The markets are likely to open on a steady note on Monday. The open interest in as many as eight stock futures declined by over 500,000 shares each and 30 odd futures saw an open interest reduction between 100,000 and 500,000 shares each.
The Nifty breached 4500 on Friday. The options open interest (OI) data suggests that the index has a support at 4400, which has a put-call ratio (PCR) of 2.17. Violation of the 4400 level could, however, drag the index to 4330, which is 38 per cent Fibonnaci retracement of the rally from 3790 to 4650. The Nifty’s next support level is 4300, which has a PCR of 2.41.
PCR is the ratio of the trading volumes of put and call options. It is primarily used by traders as a contrarian indicator. Many traders consider a large ratio as a buying opportunity because they believe that the market holds an unjustly bearish outlook and will soon adjust when those with short positions start looking for opportunities to cover.

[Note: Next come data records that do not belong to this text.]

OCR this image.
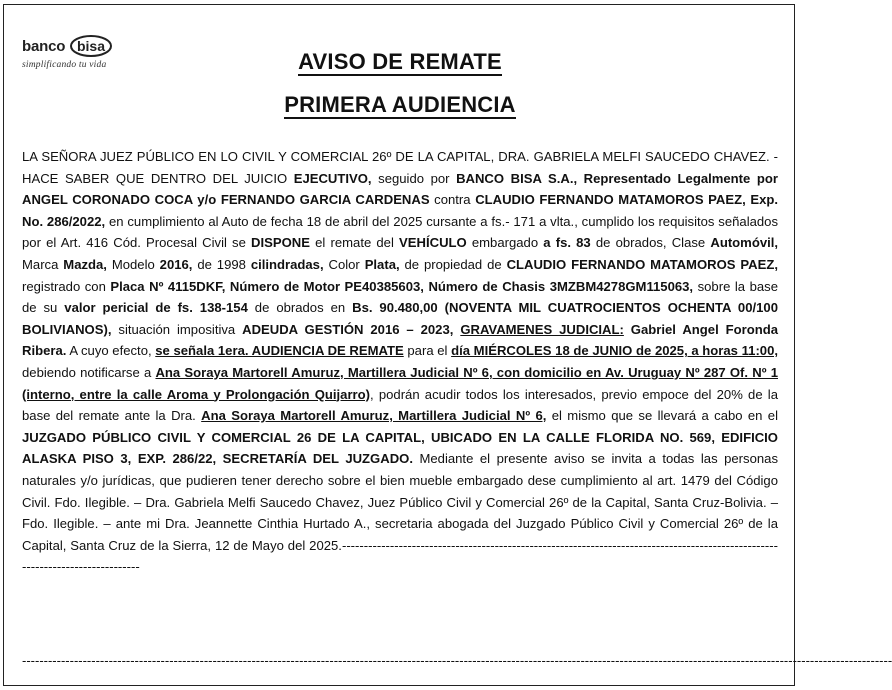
banco bisa
simplificando tu vida	AVISO DE REMATE
PRIMERA AUDIENCIA
LA SEÑORA JUEZ PÚBLICO EN LO CIVIL Y COMERCIAL 26º DE LA CAPITAL, DRA. GABRIELA MELFI SAUCEDO CHAVEZ. - HACE SABER QUE DENTRO DEL JUICIO EJECUTIVO, seguido por BANCO BISA S.A., Representado Legalmente por ANGEL CORONADO COCA y/o FERNANDO GARCIA CARDENAS contra CLAUDIO FERNANDO MATAMOROS PAEZ, Exp. No. 286/2022, en cumplimiento al Auto de fecha 18 de abril del 2025 cursante a fs.- 171 a vlta., cumplido los requisitos señalados por el Art. 416 Cód. Procesal Civil se DISPONE el remate del VEHÍCULO embargado a fs. 83 de obrados, Clase Automóvil, Marca Mazda, Modelo 2016, de 1998 cilindradas, Color Plata, de propiedad de CLAUDIO FERNANDO MATAMOROS PAEZ, registrado con Placa Nº 4115DKF, Número de Motor PE40385603, Número de Chasis 3MZBM4278GM115063, sobre la base de su valor pericial de fs. 138-154 de obrados en Bs. 90.480,00 (NOVENTA MIL CUATROCIENTOS OCHENTA 00/100 BOLIVIANOS), situación impositiva ADEUDA GESTIÓN 2016 – 2023, GRAVAMENES JUDICIAL: Gabriel Angel Foronda Ribera. A cuyo efecto, se señala 1era. AUDIENCIA DE REMATE para el día MIÉRCOLES 18 de JUNIO de 2025, a horas 11:00, debiendo notificarse a Ana Soraya Martorell Amuruz, Martillera Judicial Nº 6, con domicilio en Av. Uruguay Nº 287 Of. Nº 1 (interno, entre la calle Aroma y Prolongación Quijarro), podrán acudir todos los interesados, previo empoce del 20% de la base del remate ante la Dra. Ana Soraya Martorell Amuruz, Martillera Judicial Nº 6, el mismo que se llevará a cabo en el JUZGADO PÚBLICO CIVIL Y COMERCIAL 26 DE LA CAPITAL, UBICADO EN LA CALLE FLORIDA NO. 569, EDIFICIO ALASKA PISO 3, EXP. 286/22, SECRETARÍA DEL JUZGADO. Mediante el presente aviso se invita a todas las personas naturales y/o jurídicas, que pudieren tener derecho sobre el bien mueble embargado dese cumplimiento al art. 1479 del Código Civil. Fdo. Ilegible. – Dra. Gabriela Melfi Saucedo Chavez, Juez Público Civil y Comercial 26º de la Capital, Santa Cruz-Bolivia. – Fdo. Ilegible. – ante mi Dra. Jeannette Cinthia Hurtado A., secretaria abogada del Juzgado Público Civil y Comercial 26º de la Capital, Santa Cruz de la Sierra, 12 de Mayo del 2025.-------------------------------------------------------------------------------------------------------------------------------
---------------------------------------------------------------------------------------------------------------------------------------------------------------------------------------------------------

The foreign institutional investors (FIIs) spoiled the bull party last week by resorting to all-round selling in the cash and derivatives segments. The FIIs were net sellers in the cash segment for three consecutive days, while they went short in stock futures on four days. In Nifty futures, they build up long positions in the first two days and sold in the next two days.
The fresh short build-up in stock futures wiped out early gains in banking and finance, realty, fertilisers and telecom stocks. The August futures of HDIL declined by 13.7 per cent and the OI went up 40 per cent, IDBI was down 12.4 per cent, while the OI rose 18 per cent, whereas Bombay Dyeing was down 11 per cent on a 27 per cent increase in open interest.